If we look at violence against homeless people in general, are political motives the most important reason?

Rather not. In a 2017 evaluation by the Federal Working Group on Assistance for the Homeless, 55 per cent of homicides were committed by other homeless people. This also means that 45 per cent were committed by non-homeless perpetrators. In the case of assault, the share of perpetrators from non-homeless contexts is even higher. And "prejudice-related motives" often play a role in these violent acts. It is not possible to be more precise.

Is the motivation not asked in court?

Especially in the 90s and 2000s, it was often clear in court that the perpetrators were clearly part of the right-wing extremist milieu. They may even have made corresponding statements, but this was rarely examined in depth and then punished. In the end, it was said that it was a quarrel about alcohol, cigarettes or money. Fortunately, a change in thinking is slowly taking place, also with other right-wing extremist motives for crimes such as racism or violence against the LGBTQ+ community. The ideological motive is more often recognised.

Political scientist Martin Stammler stands in front of a window with his hands in his pockets. He is bald with a beard, and is wearing a grey sweater and khaki trousers.

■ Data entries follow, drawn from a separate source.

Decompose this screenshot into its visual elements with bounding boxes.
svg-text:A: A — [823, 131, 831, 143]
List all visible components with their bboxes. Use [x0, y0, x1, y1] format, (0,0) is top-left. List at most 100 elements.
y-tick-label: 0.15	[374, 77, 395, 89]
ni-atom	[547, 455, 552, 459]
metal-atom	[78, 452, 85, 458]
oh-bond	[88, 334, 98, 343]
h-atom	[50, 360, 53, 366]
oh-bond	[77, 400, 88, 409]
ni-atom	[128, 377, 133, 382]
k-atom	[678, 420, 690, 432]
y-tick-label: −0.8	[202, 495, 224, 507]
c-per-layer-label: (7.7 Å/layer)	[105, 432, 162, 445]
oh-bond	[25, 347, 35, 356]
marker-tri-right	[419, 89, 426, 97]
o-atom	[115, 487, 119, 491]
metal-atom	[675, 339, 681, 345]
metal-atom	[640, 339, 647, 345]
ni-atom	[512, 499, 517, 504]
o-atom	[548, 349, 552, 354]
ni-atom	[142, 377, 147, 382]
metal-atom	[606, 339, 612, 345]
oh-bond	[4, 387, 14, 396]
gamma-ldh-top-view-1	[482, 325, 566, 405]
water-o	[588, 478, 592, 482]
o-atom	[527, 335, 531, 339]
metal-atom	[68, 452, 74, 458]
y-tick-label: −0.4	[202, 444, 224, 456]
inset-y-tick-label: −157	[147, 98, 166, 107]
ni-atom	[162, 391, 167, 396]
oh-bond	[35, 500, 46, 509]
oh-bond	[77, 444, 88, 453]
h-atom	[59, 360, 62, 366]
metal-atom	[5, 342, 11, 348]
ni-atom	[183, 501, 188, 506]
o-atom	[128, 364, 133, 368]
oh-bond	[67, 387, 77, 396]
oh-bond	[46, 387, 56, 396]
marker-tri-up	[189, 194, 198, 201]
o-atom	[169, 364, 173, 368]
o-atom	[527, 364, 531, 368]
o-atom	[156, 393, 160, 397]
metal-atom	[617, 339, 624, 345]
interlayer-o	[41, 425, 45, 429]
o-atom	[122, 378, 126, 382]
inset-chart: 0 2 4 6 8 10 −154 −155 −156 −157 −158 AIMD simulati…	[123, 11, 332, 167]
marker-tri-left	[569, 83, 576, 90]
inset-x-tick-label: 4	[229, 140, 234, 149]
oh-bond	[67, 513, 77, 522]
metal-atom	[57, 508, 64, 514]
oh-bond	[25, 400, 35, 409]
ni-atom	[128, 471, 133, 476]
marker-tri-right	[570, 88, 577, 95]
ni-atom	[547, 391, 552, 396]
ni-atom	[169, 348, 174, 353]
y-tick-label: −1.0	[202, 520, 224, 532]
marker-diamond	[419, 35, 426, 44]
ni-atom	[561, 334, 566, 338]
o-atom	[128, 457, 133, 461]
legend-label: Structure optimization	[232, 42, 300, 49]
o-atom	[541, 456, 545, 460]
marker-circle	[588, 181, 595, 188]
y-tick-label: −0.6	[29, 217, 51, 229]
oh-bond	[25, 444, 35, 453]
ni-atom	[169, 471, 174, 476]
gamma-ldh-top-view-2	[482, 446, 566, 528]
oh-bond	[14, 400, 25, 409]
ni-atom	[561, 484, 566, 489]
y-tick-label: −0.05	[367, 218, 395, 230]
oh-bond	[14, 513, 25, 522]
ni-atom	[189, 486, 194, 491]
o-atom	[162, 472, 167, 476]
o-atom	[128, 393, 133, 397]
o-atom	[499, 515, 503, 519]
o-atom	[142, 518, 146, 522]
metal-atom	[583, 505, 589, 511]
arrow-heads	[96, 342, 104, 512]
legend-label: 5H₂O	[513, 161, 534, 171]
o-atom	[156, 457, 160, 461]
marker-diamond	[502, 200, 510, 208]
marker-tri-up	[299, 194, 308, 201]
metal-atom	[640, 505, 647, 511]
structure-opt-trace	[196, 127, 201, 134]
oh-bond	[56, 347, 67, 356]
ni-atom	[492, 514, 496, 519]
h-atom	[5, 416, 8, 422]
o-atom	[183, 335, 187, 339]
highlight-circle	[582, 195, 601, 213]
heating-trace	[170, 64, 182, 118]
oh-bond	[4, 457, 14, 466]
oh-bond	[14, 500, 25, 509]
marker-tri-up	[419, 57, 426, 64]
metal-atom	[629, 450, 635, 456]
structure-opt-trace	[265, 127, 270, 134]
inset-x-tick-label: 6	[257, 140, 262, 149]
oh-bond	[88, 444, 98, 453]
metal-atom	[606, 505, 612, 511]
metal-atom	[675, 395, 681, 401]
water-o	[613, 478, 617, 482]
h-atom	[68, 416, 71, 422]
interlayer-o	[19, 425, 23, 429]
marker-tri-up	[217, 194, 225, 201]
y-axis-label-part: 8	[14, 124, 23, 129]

Photo: Maria Bayer | mariabayer.de

When you see state discrimination again and again, it reinforces the image that homeless people are worth less, that they shouldn't be here. And that can lead to people becoming more unrestrained, insulting themselves and saying: 'Get out of here'.

How did this come about?

Ultimately through pressure from civil society. Victims' associations, relatives, but also educational institutions and NGOs that record right-wing extremist acts have repeatedly said: The state authorities are blind to this. The fact that this has been repeated to the public has contributed a lot to the fact that there is now more sensitivity.

That actually gives us hope.

Definitely. I believe that it is still important to remember such cases. Even though there have been no right-wing killings of homeless people in Nuremberg in recent years, they can happen at any time. It is simply important to see that this danger is there and where it comes from. It is not simply neo-Nazis who have this world view, completely isolated from society. But how our society deals with homeless people has an influence on whether neo-Nazis feel called to kill.

Martin Stammler is a political scientist who works for the Academy Caritas-Pirckheimer-Haus, Nuremberg. He organises educational events, among other things, in the Centre of Excellence for Democracy and Human Dignity, for example on remembrance work and right-wing extremism.